Oleh: riadini - 21 May 2026

CREATIVEDISC.COM – JAKARTA – Penyanyi global Shakira akhirnya meraih kemenangan besar dalam kasus pajak yang telah menyeret namanya selama bertahun-tahun di Spanyol. Pengadilan Tinggi Spanyol memutuskan bahwa tuduhan penggelapan pajak terkait status residensinya pada 2011 tidak terbukti, sekaligus membebaskannya dari dakwaan tersebut. Dalam putusannya, hakim menilai pihak jaksa gagal menunjukkan bukti kuat bahwa Shakira tinggal di Spanyol lebih dari 183 hari pada tahun itu, batas minimum seseorang dianggap sebagai wajib pajak di negara tersebut.

Kasus tersebut sebelumnya berfokus pada hubungan Shakira dengan mantan pesepak bola Gerard Piqué, yang membuat dirinya sering dikaitkan dengan Spanyol. Namun pengadilan menolak argumen otoritas pajak yang dinilai hanya didasarkan pada asumsi, bukan bukti konkret. Akibat putusan itu, pemerintah Spanyol diperintahkan mengembalikan denda tahun 2021 senilai lebih dari 64 juta dolar AS atau sekitar Rp1 triliun kepada Shakira, meski pihak otoritas pajak dikabarkan masih berencana mengajukan banding ke Mahkamah Agung.
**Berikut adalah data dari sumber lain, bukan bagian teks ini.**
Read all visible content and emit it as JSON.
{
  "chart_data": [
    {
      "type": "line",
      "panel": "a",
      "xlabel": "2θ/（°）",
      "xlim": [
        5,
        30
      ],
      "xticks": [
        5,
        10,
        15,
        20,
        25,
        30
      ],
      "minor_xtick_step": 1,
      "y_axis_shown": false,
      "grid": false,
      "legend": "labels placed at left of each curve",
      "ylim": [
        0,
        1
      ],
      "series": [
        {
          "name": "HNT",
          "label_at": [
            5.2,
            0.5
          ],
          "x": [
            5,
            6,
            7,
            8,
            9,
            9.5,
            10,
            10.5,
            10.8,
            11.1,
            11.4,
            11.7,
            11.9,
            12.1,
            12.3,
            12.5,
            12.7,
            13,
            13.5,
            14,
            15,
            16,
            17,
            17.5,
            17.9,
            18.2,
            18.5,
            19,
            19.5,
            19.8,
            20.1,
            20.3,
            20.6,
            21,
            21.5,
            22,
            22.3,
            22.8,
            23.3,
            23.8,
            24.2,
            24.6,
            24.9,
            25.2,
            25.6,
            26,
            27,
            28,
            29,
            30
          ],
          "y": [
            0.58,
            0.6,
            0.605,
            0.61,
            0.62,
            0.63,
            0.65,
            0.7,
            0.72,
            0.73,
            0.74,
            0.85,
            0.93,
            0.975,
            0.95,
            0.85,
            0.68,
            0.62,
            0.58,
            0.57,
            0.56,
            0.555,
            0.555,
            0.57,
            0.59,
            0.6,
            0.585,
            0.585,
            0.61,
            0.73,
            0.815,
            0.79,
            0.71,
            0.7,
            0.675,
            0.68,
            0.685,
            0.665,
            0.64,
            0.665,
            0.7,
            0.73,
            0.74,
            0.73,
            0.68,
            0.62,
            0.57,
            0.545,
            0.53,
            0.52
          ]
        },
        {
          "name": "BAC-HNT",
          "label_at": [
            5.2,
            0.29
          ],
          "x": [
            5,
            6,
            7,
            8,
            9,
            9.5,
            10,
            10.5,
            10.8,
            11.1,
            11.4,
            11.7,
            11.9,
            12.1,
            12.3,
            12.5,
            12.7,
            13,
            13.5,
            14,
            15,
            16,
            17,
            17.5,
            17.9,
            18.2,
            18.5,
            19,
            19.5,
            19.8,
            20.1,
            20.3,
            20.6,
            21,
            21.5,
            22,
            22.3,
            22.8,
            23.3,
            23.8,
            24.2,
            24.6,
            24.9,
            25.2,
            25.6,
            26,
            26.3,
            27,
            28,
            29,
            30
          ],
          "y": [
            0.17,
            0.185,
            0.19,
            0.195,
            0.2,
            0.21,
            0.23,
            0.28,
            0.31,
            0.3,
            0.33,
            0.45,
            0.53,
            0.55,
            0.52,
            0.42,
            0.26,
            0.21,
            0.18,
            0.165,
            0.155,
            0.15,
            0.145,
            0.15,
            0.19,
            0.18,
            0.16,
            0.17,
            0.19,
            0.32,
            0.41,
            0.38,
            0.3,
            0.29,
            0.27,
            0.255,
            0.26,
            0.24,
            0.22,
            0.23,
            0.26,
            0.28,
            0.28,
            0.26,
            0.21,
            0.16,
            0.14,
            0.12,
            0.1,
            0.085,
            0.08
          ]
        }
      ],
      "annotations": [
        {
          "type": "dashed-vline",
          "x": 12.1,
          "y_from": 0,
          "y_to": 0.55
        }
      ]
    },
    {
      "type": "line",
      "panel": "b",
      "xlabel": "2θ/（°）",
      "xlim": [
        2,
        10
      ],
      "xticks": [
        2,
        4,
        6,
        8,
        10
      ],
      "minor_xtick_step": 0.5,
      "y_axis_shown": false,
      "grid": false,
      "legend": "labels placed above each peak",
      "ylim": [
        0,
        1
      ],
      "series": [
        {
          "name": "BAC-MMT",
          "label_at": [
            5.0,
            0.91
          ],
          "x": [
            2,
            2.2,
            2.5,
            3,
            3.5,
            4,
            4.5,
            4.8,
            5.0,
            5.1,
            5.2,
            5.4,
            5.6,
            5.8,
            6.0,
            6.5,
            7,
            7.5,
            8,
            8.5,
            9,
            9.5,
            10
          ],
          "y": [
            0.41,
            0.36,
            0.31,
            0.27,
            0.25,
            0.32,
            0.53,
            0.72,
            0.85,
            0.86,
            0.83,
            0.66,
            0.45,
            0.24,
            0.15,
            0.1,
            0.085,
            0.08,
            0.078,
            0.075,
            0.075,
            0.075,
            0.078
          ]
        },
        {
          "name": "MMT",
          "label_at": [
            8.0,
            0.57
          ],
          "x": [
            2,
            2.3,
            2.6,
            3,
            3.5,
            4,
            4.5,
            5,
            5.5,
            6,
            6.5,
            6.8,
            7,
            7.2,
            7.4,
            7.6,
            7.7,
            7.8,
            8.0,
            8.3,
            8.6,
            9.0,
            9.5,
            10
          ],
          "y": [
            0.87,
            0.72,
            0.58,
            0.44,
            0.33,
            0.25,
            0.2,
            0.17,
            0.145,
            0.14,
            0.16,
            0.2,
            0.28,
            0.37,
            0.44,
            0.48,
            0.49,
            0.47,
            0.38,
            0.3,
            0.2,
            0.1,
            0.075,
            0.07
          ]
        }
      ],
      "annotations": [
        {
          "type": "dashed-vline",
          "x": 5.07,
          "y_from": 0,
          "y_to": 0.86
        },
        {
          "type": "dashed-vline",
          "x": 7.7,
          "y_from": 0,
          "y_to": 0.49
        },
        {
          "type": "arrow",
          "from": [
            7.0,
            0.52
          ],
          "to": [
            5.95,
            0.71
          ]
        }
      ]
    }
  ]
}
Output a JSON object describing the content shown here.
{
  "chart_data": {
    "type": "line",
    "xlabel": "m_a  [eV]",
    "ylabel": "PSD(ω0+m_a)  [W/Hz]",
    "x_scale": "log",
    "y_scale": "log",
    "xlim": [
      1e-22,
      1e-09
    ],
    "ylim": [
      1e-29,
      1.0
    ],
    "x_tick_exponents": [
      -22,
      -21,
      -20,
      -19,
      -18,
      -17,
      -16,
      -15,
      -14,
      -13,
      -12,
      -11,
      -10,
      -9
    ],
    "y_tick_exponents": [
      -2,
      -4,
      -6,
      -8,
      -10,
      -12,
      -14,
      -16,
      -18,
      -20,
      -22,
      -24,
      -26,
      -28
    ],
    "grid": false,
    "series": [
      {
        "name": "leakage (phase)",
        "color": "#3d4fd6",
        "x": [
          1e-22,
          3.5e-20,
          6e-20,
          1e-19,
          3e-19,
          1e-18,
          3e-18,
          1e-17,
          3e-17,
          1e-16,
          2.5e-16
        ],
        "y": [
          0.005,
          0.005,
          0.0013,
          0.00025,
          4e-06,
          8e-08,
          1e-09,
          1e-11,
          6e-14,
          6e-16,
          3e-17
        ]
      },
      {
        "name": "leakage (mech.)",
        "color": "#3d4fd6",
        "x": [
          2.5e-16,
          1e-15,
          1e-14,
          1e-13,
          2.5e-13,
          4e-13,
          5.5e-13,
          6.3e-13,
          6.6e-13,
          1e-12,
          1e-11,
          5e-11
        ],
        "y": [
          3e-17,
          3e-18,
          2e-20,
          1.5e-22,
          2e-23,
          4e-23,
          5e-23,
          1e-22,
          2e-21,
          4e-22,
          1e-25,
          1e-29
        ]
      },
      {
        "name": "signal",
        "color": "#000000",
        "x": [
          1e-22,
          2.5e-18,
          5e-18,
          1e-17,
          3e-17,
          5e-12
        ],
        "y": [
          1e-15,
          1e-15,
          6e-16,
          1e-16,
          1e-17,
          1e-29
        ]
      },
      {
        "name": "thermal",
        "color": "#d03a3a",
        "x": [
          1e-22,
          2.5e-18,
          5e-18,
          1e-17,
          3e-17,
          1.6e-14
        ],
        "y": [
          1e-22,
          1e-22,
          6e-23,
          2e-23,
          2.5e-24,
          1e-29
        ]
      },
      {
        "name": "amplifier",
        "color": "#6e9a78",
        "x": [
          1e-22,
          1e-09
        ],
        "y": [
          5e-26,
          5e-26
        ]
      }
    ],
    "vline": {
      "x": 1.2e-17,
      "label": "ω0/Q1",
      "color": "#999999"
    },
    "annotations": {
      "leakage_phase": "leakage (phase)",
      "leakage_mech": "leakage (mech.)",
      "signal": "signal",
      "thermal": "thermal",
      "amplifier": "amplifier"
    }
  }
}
Meski demikian, kemenangan ini tidak sepenuhnya menghapus persoalan hukum pajak Shakira di Spanyol. Dalam kasus terpisah terkait periode 2012 hingga 2014, ia sebelumnya dituduh tidak membayar pajak sebesar 14,5 juta euro atau sekitar 295 miliar rupiah saat diduga lebih banyak tinggal di Spanyol meski secara resmi berdomisili di Bahama. Pada 2023, Shakira memilih menyelesaikan kasus tersebut lewat kesepakatan dengan pemerintah Spanyol yang membuatnya menerima hukuman percobaan tiga tahun dan membayar denda jutaan euro. Di luar urusan hukum, Shakira kini tengah bersiap tampil di acara halftime 2026 FIFA World Cup pada Juli mendatang.